AI adoption requires input from a wide range of functions. For example: 

  • Finance leaders must be able to assess the return on AI investments and manage associated risks.  
  • Product managers need to identify opportunities to embed AI into existing offerings or develop entirely new products.  
  • Operations leaders must understand how AI can improve efficiency, reduce costs, and enhance decision-making processes.  

When these capabilities are missing, AI initiatives tend to remain isolated within technical teams, which severely limits their overall impact on the business. 

AI Translators 

Remedying this state of affairs calls for a step change in the way UK organisations think about skills development and workforce strategy when it comes to AI. Organisations need to broaden the distribution of AI knowledge across their workforce. Concentrating expertise within a small group of technical specialists limits the speed and scale of adoption. A more effective approach involves raising the baseline level of AI literacy across multiple functions. 

Hybrid roles can help bridge the gap between technical and commercial domains. Often described as “AI translators,” these professionals play a key role in connecting business objectives with technological implementation. They are able to comprehend strategic directives, collaborate with technical teams, and guide AI use in a way that aligns with the organisation’s goals. Developing this type of talent should be a priority, particularly through targeted education programmes that focus on applied AI literacy for senior leaders, where AI skills are usually lacking and AI literacy can do the most good. 

Upskill horizontally, not just vertically  

In my view, drawing from my work designing adoption frameworks at Google, AWS, and SAP, training approximately 20% of employees to an AI-literate level represents a practical threshold at which organisations begin to see meaningful acceleration in adoption. This is distinct from building a small centre of technical excellence; it is about raising baseline AI fluency across functions, from finance to operations to product. Embedding AI modules within leadership development programmes and linking senior-level KPIs to AI adoption can also help ensure that capability is developed across functions, not just within technical departments.  

Strengthen Industry-University partnerships 

Another important angle towards progress lies in strengthening collaboration between industry and academic institutions.  

The UK has one of the world’s strongest foundations when it comes to research and education. Its universities are recognised globally for their contributions to AI and related fields.  

However, the full potential of this advantage is not always realised in commercial settings. More structured partnerships can help bridge this gap. Businesses can define real-world challenges that require AI-driven solutions, while universities can design curricula and training initiatives that reflect these needs. This alignment ensures that graduates enter the workforce with skills that are directly relevant to industry demands.  
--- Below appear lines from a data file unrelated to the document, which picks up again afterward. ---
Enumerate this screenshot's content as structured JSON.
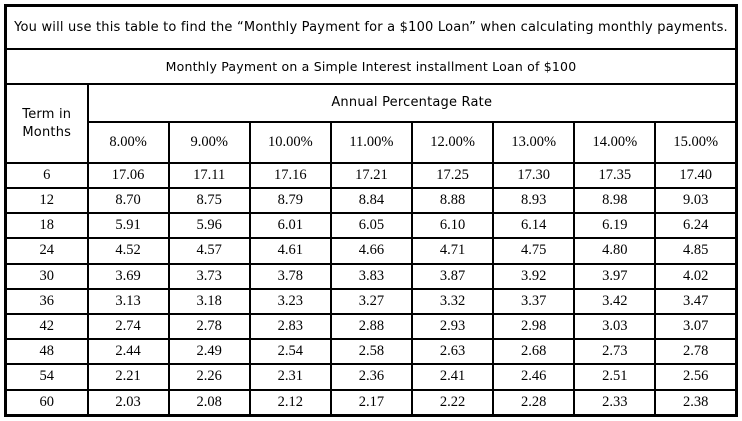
{
  "note": "You will use this table to find the “Monthly Payment for a $100 Loan” when calculating monthly payments.",
  "table": {
    "title": "Monthly Payment on a Simple Interest installment Loan of $100",
    "row_header": "Term in Months",
    "col_group_header": "Annual Percentage Rate",
    "columns": [
      "8.00%",
      "9.00%",
      "10.00%",
      "11.00%",
      "12.00%",
      "13.00%",
      "14.00%",
      "15.00%"
    ],
    "rows": [
      {
        "term": "6",
        "values": [
          "17.06",
          "17.11",
          "17.16",
          "17.21",
          "17.25",
          "17.30",
          "17.35",
          "17.40"
        ]
      },
      {
        "term": "12",
        "values": [
          "8.70",
          "8.75",
          "8.79",
          "8.84",
          "8.88",
          "8.93",
          "8.98",
          "9.03"
        ]
      },
      {
        "term": "18",
        "values": [
          "5.91",
          "5.96",
          "6.01",
          "6.05",
          "6.10",
          "6.14",
          "6.19",
          "6.24"
        ]
      },
      {
        "term": "24",
        "values": [
          "4.52",
          "4.57",
          "4.61",
          "4.66",
          "4.71",
          "4.75",
          "4.80",
          "4.85"
        ]
      },
      {
        "term": "30",
        "values": [
          "3.69",
          "3.73",
          "3.78",
          "3.83",
          "3.87",
          "3.92",
          "3.97",
          "4.02"
        ]
      },
      {
        "term": "36",
        "values": [
          "3.13",
          "3.18",
          "3.23",
          "3.27",
          "3.32",
          "3.37",
          "3.42",
          "3.47"
        ]
      },
      {
        "term": "42",
        "values": [
          "2.74",
          "2.78",
          "2.83",
          "2.88",
          "2.93",
          "2.98",
          "3.03",
          "3.07"
        ]
      },
      {
        "term": "48",
        "values": [
          "2.44",
          "2.49",
          "2.54",
          "2.58",
          "2.63",
          "2.68",
          "2.73",
          "2.78"
        ]
      },
      {
        "term": "54",
        "values": [
          "2.21",
          "2.26",
          "2.31",
          "2.36",
          "2.41",
          "2.46",
          "2.51",
          "2.56"
        ]
      },
      {
        "term": "60",
        "values": [
          "2.03",
          "2.08",
          "2.12",
          "2.17",
          "2.22",
          "2.28",
          "2.33",
          "2.38"
        ]
      }
    ]
  },
  "colors": {
    "border": "#000000",
    "text": "#000000",
    "background": "#ffffff"
  }
}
These partnerships also create opportunities for emerging companies to access talent and resources that might otherwise be out of reach, helping to plug the skills gap that is currently stunting the UK’s AI adoption. By connecting academic expertise with entrepreneurial activity, the UK can foster a more dynamic startup ecosystem with a continuous pipeline of talent from universities into the British tech sector.  

Conclusion 

The UK has big ambitions for its AI industry. Success in years to come will depend as much on businesses’ capability to educate, organise, and manage change as on any technological advancement. Companies that invest solely in technical talent without addressing structural and leadership gaps won’t realise the full value of AI.